For instance, given the following restore command execution:

/opt/gpudb/kagent/bin/kagent cluster restore --restore-from mycluster/snapshot.2019-01-02.12-34-56 mycluster

A backup snapshot directory will be looked for at this location, on each node:

/opt/backups/mycluster/snapshot.2019-01-02.12-34-56

Examples

To restore a backup of the mycluster cluster in the (default) /opt/backups directory that was initiated on January 2nd, 2019 at 12:34:56:

/opt/gpudb/kagent/bin/kagent cluster restore --restore-from mycluster/snapshot.2019-01-02.12-34-56 mycluster

To restore a backup in /tmp/kinetica-backups/ for the cluster named mainkincluster that was initiated on January 2nd, 2019 at 01:23:45:

/opt/gpudb/kagent/bin/kagent cluster restore --restore-from mainkincluster/snapshot.2019-01-02.01-23-34 --backup-path /tmp/kinetica-backups/ mainkincluster

To restore a snapshot taken from one cluster, clusterA, to another cluster, clusterB, using a backup in the (default) /opt/backups directory:

/opt/gpudb/kagent/bin/kagent cluster restore --restore-from clusterA/snapshot.2019-01-02.12-34-56 clusterB

Deleting Backups

Backups can be deleted manually from their locations in the cluster's snapshot directory.

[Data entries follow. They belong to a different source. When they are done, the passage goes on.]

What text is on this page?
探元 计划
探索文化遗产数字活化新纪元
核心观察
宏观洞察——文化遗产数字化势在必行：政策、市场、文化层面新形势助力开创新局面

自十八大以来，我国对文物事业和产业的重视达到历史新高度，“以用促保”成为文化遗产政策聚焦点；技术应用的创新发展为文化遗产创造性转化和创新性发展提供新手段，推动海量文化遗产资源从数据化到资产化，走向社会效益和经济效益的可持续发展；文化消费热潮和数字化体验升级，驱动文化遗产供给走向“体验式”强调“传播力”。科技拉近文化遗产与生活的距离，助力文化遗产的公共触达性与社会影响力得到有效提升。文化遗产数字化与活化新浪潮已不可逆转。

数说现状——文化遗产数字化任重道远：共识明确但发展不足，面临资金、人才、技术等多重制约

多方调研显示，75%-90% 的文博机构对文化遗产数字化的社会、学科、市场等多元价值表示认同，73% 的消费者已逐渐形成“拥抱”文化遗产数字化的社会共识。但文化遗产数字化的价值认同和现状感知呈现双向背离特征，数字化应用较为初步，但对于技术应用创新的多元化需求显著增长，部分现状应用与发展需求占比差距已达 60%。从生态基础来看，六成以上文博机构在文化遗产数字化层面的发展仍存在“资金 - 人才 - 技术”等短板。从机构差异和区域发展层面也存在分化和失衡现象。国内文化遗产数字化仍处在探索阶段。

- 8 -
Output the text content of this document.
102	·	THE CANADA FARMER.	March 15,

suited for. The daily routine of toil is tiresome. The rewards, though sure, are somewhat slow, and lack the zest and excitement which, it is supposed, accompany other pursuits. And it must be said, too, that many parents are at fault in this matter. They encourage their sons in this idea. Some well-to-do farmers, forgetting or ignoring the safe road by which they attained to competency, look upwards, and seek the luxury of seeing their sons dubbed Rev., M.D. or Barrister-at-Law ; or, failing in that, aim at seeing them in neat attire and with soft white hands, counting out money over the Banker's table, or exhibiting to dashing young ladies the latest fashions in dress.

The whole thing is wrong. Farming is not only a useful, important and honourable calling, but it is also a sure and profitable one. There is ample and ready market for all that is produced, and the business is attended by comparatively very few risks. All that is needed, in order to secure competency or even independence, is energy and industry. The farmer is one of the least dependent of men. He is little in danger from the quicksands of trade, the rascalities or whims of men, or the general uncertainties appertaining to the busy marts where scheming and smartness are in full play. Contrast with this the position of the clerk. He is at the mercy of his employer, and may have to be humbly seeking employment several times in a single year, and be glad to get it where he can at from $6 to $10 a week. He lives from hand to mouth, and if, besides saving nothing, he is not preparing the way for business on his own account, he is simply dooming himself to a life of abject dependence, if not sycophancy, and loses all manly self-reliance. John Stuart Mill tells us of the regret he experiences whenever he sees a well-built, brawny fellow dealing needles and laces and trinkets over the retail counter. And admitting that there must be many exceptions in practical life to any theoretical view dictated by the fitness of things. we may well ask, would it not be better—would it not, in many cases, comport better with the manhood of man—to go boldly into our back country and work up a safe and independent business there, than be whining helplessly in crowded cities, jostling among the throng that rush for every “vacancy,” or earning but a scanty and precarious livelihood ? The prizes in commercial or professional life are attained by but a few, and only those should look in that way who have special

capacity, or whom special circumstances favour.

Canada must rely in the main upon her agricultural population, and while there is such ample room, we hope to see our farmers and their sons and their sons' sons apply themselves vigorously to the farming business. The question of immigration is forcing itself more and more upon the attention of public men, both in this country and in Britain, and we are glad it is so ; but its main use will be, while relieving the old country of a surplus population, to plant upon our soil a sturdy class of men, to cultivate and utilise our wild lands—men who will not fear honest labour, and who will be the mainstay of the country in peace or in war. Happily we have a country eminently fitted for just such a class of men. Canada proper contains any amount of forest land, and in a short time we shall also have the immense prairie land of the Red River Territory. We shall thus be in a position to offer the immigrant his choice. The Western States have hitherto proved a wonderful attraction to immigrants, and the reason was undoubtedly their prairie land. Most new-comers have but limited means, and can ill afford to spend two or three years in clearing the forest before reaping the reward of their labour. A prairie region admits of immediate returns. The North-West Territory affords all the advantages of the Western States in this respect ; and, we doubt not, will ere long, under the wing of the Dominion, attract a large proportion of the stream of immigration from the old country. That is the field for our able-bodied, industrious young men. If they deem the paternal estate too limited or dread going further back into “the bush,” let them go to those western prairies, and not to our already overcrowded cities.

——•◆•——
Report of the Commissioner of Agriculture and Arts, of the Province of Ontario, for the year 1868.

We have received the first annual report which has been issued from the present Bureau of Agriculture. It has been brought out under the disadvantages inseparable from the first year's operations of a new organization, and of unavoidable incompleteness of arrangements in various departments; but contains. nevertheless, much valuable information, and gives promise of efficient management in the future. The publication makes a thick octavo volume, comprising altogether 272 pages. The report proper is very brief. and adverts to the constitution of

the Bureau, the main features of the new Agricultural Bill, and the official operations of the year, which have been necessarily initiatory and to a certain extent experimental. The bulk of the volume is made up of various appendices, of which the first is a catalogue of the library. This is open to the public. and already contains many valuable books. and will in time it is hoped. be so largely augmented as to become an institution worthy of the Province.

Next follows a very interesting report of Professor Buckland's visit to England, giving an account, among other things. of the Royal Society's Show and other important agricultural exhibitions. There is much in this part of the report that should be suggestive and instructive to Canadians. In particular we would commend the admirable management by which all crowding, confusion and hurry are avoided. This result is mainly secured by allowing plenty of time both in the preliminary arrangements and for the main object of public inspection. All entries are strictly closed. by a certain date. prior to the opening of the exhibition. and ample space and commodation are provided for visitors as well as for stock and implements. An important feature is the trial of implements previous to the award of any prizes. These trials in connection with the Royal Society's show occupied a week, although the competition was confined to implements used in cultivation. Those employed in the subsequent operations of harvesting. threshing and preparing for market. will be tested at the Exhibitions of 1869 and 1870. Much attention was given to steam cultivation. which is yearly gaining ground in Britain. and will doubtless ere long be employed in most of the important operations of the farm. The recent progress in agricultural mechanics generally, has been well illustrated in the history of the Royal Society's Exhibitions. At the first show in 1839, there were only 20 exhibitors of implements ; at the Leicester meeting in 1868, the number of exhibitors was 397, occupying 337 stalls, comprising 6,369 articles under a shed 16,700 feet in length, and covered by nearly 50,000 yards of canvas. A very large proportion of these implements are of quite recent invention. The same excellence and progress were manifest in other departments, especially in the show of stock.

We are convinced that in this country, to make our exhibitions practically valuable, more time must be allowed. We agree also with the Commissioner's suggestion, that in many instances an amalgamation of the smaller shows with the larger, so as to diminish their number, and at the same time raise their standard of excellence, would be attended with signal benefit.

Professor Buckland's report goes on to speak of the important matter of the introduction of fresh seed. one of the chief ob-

The command for deleting a backup:

rm -rf <backup path>/<cluster name>/<snapshot name>

For example, to delete a backup of the mycluster cluster in the /opt/backups directory that was initiated on January 2nd, 2019 at 12:34:56, run the following command on each node in the cluster:

rm -rf /opt/backups/mycluster/snapshot.2019-01-02.12-34-56

See Listing for details on how to list the backups available to be deleted.